Graham Wolfe, Chief Executive of Policy and Media for the Housing Industry Association, says if acted upon, many of the recommendations in the report will help address chronic problems facing the industry.
“Housing supply and affordability are serious issues in many parts of Australia, in no small way to due to the disproportionate level of taxation on housing, red and green tape slowing up new supply and constrained access to finance for builders and consumers” Wolfe says.
“It is important that genuine reform of the way housing is treated by all levels of government is undertaken, which will improve affordability and unlock the economic potential of the sector.”
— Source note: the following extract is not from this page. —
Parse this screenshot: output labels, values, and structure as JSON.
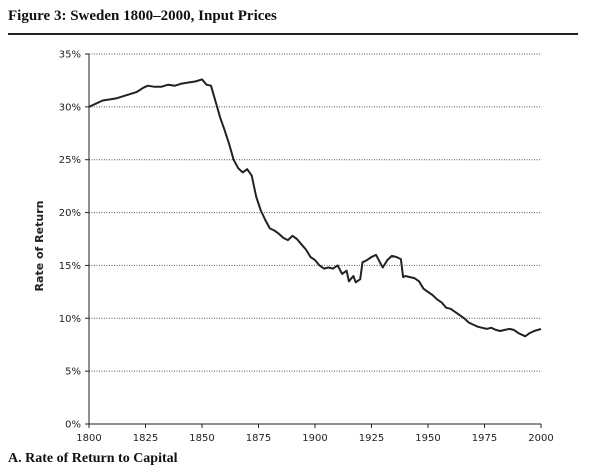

The reports key recommendations are as follows:
- Government’s at all levels ensure planning policy does not interfere with the market’s capacity to provide the type of dwellings that people want to live in at the locations where they want to live
- Jurisdictions reform strata titling arrangements to ensure they do not unduly prevent redevelopment of dwellings that have come to the end of their physical or economic lives
- Jurisdictions improve efficiency of (including the time frames involved in) referrals, development assessment and rezoning processes, especially processes through use of code-based assessments and electronic development assessment as well as sharing more information about how jurisdictions’ target regimes are applied in relation to housing supply and land release
- Infrastructure charges at all levels be efficient, transparent and accountable, predictable, and equitable
- Local councils do not introduce planning and development requirements (e.g. minimum number of car parking spaces per dwelling) that exceed state planning and development requirements unless such requirements are justified on a cost/benefit basis
- Government housing programs aimed at those in need be reformed to better meet target objectives.